Stats-based clause MLTK-based replacement
eventstats avg(count) AS avg_count, stdev(count) AS stdev_count by entity \| fit StandardScaler count by entity (then apply against new data)
eval z_score = (count - avg_count) / stdev_count The apply output’s <entity>_zscore column
where z_score > 3 where <entity>_zscore > 3

MLTK adds:

  • Per-entity model persistence (the baseline is a saved model, not a per-search calculation)
  • Seasonal decomposition (handles weekly / monthly cycles natively)
  • DensityFunction / OneClassSVM for non-Gaussian distributions

For most SAP environments the stats-based approach is sufficient. MLTK becomes valuable when you need:

  1. Multi-week seasonal patterns (workload that varies by day-of-week or week-of-month)
  2. Non-Gaussian distributions (network traffic with heavy-tailed shapes)
  3. Per-entity model lifecycle management (training models offline, deploying via export)

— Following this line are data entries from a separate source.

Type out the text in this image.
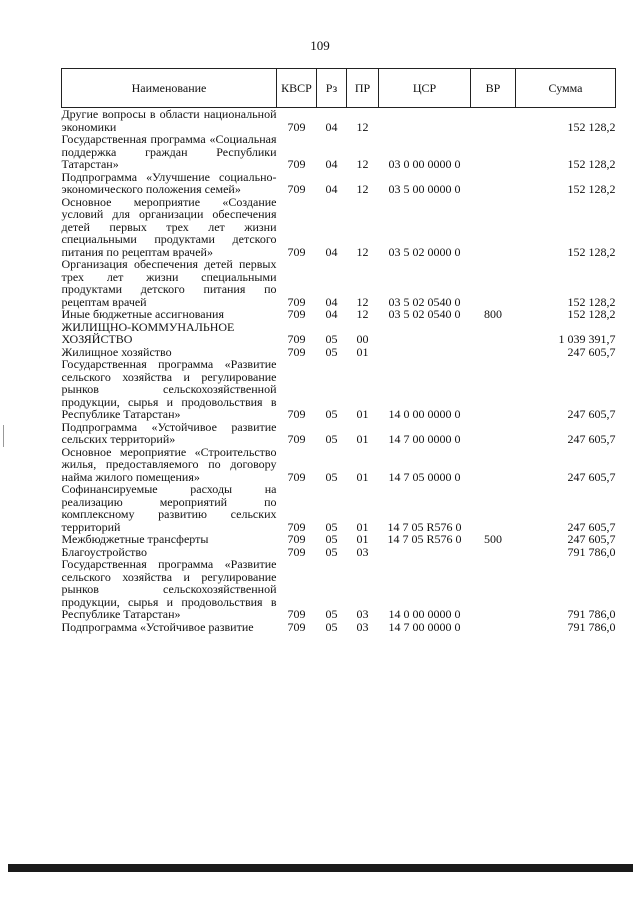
109
Наименование	КВСР	Рз	ПР	ЦСР	ВР	Сумма
Другие вопросы в области национальной экономики	709	04	12			152 128,2
Государственная программа «Социальная поддержка граждан Республики Татарстан»	709	04	12	03 0 00 0000 0		152 128,2
Подпрограмма «Улучшение социально-экономического положения семей»	709	04	12	03 5 00 0000 0		152 128,2
Основное мероприятие «Создание условий для организации обеспечения детей первых трех лет жизни специальными продуктами детского питания по рецептам врачей»	709	04	12	03 5 02 0000 0		152 128,2
Организация обеспечения детей первых трех лет жизни специальными продуктами детского питания по рецептам врачей	709	04	12	03 5 02 0540 0		152 128,2
Иные бюджетные ассигнования	709	04	12	03 5 02 0540 0	800	152 128,2
ЖИЛИЩНО-КОММУНАЛЬНОЕ ХОЗЯЙСТВО	709	05	00			1 039 391,7
Жилищное хозяйство	709	05	01			247 605,7
Государственная программа «Развитие сельского хозяйства и регулирование рынков сельскохозяйственной продукции, сырья и продовольствия в Республике Татарстан»	709	05	01	14 0 00 0000 0		247 605,7
Подпрограмма «Устойчивое развитие сельских территорий»	709	05	01	14 7 00 0000 0		247 605,7
Основное мероприятие «Строительство жилья, предоставляемого по договору найма жилого помещения»	709	05	01	14 7 05 0000 0		247 605,7
Софинансируемые расходы на реализацию мероприятий по комплексному развитию сельских территорий	709	05	01	14 7 05 R576 0		247 605,7
Межбюджетные трансферты	709	05	01	14 7 05 R576 0	500	247 605,7
Благоустройство	709	05	03			791 786,0
Государственная программа «Развитие сельского хозяйства и регулирование рынков сельскохозяйственной продукции, сырья и продовольствия в Республике Татарстан»	709	05	03	14 0 00 0000 0		791 786,0
Подпрограмма «Устойчивое развитие	709	05	03	14 7 00 0000 0		791 786,0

To migrate a single search to MLTK without breaking the others, edit local/savedsearches.conf with an override stanza for that one search.

Tuning

Adjust thresholds in local/savedsearches.conf (override the search = line for a given stanza):

[splunk_sap_logserv_es_anomaly_user_auth_volume]
search = `sap_logserv_idx_macro` ... | where _time >= relative_time(now(), "-1h@h") AND z_score > 4 AND count > 25 | sort -z_score

General tuning advice:

  • Too many FPs: Raise the Z threshold (3 → 4 → 5) AND/OR raise the absolute-count floor.
  • Missing real attacks: Lower the Z threshold (3 → 2) — but expect more noise; pair with tighter floor.
  • Bursty workloads triggering hits: Add a where NOT (entity IN (<known burst entities>)) exclusion clause, OR pre-tag the entity in the Identity feed and filter downstream.
  • Service-account auth volumes drowning out human user signal: The is_service_account field (when populated by the props EVAL pipeline) lets you split the search into two stanzas — one for service accounts (higher floor), one for humans (lower floor + tighter Z).

AI Assistant integration

Each of the 4 anomaly searches has a corresponding entry in the AI Assistant predefined-prompt catalog under the Security pack:

  • security.anomaly_user_auth_volume
  • security.anomaly_webdisp_response
  • security.anomaly_topology_edge_volume
  • security.anomaly_after_hours_admin

SOC analysts can ask the AI Assistant to dispatch them on demand for an investigative “explain why this user looks anomalous” workflow.